Online buyers conned by fake Olympics ticket web sites

By | May 18, 2022

Thursday, August 7, 2008

Two web sites purporting to sell tickets to the 2008 Summer Olympic Games due to open in Beijing, China on Friday have been the subject of lawsuits from the International Olympic Committee in United States courts in recent weeks. The web sites, beijingticketing.com and beijing-2008tickets.com, were designed to resemble official sites and often appeared above the official sites in Google searches, and scammed some victims out of up to US$50,000 each for tickets to events such as the Opening Ceremony and swimming, which were listed despite the official Beijing ticket web site stating that tickets to all events had sold out as of July 27. The sites are believed to have taken in millions of dollars in total.

Ken Gamble, a private investigator from Sydney, Australia, believes the sites are operated by Terance Shepherd, whom Gamble has been tracking for several years in relation to other fraudulent web sites selling tickets to events such as the FIFA World Cup. According to Gamble, Shepherd’s modus operandi involves setting up the fake web sites, overselling the tickets, and then failing to produce the tickets. “The story’s always the same,” Gamble said, “it’s an ‘unfortunate mistake’ or someone has ‘let them down’. They promise a refund, which never happens, and the credit companies end up paying all the refunds.” Shepherd owns a home in the London suburb of Blackheath, although authorities believe he is currently hiding in Barbados.

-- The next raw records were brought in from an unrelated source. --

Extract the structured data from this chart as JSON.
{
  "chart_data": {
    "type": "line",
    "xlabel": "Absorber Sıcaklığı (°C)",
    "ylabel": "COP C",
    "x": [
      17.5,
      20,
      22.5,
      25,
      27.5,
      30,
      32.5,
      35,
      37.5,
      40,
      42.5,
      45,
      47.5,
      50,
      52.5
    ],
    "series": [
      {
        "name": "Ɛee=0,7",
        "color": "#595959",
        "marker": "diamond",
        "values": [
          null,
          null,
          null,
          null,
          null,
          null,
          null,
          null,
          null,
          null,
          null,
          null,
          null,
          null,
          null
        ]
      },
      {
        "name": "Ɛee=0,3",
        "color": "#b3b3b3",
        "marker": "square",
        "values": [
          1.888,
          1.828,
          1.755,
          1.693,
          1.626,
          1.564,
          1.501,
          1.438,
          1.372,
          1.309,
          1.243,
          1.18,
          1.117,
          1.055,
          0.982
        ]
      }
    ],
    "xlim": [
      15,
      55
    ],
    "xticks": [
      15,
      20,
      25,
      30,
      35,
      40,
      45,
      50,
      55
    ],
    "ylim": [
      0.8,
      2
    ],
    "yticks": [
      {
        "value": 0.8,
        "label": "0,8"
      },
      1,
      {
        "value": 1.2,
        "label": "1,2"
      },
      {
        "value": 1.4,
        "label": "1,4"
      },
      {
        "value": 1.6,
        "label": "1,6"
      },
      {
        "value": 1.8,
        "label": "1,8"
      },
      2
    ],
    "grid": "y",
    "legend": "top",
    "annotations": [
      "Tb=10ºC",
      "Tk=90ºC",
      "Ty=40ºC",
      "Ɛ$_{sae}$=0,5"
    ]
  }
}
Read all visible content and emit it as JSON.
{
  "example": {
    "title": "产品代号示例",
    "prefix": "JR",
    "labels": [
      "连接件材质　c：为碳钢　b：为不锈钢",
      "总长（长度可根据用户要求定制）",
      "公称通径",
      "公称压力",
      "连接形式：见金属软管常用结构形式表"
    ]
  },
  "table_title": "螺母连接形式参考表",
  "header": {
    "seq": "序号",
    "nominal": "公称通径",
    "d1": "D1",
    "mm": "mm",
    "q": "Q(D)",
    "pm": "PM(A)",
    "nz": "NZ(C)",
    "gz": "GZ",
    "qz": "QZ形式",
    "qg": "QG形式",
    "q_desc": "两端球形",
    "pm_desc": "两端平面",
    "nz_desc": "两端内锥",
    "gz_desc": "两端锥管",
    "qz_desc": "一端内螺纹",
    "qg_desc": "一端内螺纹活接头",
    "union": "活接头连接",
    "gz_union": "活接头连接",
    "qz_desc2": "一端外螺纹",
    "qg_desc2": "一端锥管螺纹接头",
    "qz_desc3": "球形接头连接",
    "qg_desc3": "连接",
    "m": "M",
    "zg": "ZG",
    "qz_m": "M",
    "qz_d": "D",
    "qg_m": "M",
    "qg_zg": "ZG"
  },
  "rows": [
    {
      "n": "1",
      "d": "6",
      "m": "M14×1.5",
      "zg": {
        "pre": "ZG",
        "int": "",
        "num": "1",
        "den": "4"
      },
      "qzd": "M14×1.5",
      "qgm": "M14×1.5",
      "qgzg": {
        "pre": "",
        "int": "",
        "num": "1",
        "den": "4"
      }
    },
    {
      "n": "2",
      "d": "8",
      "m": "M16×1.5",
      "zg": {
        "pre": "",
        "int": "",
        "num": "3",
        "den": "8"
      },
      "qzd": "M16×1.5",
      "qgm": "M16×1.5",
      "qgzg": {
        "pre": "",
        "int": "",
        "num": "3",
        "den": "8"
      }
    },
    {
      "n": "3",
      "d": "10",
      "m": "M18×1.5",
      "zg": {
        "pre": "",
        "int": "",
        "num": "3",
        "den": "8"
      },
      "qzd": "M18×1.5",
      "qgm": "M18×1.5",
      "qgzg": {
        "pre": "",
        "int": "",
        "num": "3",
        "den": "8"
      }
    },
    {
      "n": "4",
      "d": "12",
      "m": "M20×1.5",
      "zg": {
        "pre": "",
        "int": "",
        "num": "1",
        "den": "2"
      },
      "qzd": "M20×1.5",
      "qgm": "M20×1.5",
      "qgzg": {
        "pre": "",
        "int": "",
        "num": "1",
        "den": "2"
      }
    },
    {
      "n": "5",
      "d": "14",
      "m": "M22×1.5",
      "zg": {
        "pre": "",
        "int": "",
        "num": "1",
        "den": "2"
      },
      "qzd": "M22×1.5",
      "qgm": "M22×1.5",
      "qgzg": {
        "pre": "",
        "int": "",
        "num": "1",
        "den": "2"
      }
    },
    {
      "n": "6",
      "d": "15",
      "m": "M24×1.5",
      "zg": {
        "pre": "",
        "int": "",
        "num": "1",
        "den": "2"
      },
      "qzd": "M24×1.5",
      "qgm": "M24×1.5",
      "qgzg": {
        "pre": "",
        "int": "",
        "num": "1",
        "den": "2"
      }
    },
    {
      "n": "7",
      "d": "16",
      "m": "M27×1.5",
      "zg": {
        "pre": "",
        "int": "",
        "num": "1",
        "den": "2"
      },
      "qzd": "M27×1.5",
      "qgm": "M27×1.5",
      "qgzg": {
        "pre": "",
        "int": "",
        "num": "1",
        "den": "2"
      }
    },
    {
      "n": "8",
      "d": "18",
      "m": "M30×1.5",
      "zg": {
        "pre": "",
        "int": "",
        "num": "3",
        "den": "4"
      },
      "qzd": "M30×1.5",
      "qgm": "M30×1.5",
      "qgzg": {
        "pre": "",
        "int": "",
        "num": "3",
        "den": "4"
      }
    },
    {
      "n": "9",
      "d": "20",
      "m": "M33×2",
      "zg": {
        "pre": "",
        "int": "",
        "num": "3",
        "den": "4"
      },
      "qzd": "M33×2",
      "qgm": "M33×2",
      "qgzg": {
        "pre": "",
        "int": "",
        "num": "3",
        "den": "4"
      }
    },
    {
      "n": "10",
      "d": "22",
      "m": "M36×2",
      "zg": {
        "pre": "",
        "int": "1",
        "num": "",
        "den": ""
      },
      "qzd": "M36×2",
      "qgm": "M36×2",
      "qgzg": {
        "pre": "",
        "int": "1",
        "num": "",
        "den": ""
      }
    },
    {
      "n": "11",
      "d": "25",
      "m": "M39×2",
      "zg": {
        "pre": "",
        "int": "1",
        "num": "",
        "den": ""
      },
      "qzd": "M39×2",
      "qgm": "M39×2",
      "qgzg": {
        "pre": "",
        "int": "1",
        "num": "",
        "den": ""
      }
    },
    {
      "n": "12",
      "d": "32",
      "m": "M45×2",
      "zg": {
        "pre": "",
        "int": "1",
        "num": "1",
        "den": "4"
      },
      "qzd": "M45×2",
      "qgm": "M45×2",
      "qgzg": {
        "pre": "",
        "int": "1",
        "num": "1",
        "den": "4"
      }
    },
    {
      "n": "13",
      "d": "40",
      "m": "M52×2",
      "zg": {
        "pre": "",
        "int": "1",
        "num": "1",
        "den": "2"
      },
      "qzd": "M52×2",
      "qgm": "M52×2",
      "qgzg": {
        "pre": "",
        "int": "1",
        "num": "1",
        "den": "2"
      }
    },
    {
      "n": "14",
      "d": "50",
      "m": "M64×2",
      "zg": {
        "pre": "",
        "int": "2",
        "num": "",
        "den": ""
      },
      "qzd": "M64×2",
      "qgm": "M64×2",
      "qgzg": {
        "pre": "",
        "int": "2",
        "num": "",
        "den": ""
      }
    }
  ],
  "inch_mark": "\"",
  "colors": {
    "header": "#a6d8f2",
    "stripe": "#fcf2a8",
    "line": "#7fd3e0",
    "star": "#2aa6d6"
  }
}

On Monday, beijingticketing.com customers received an email from someone named “Alan Scott”, claiming that the site’s ticket supplier had filed for bankruptcy. The email recommended that customers should contact their credit card companies to seek refunds “immediately”, and said that the company would set up a call centre to provide assistance to its customers. However, the site has been shut down and a phone number previously listed on it has been disconnected. The company’s address, in Phoenix, Arizona, was found to be an empty office space. Visa International has stated that victims who used their Visa card to pay should be able to get their money back, but it is not yet clear whether the same will apply to all customers.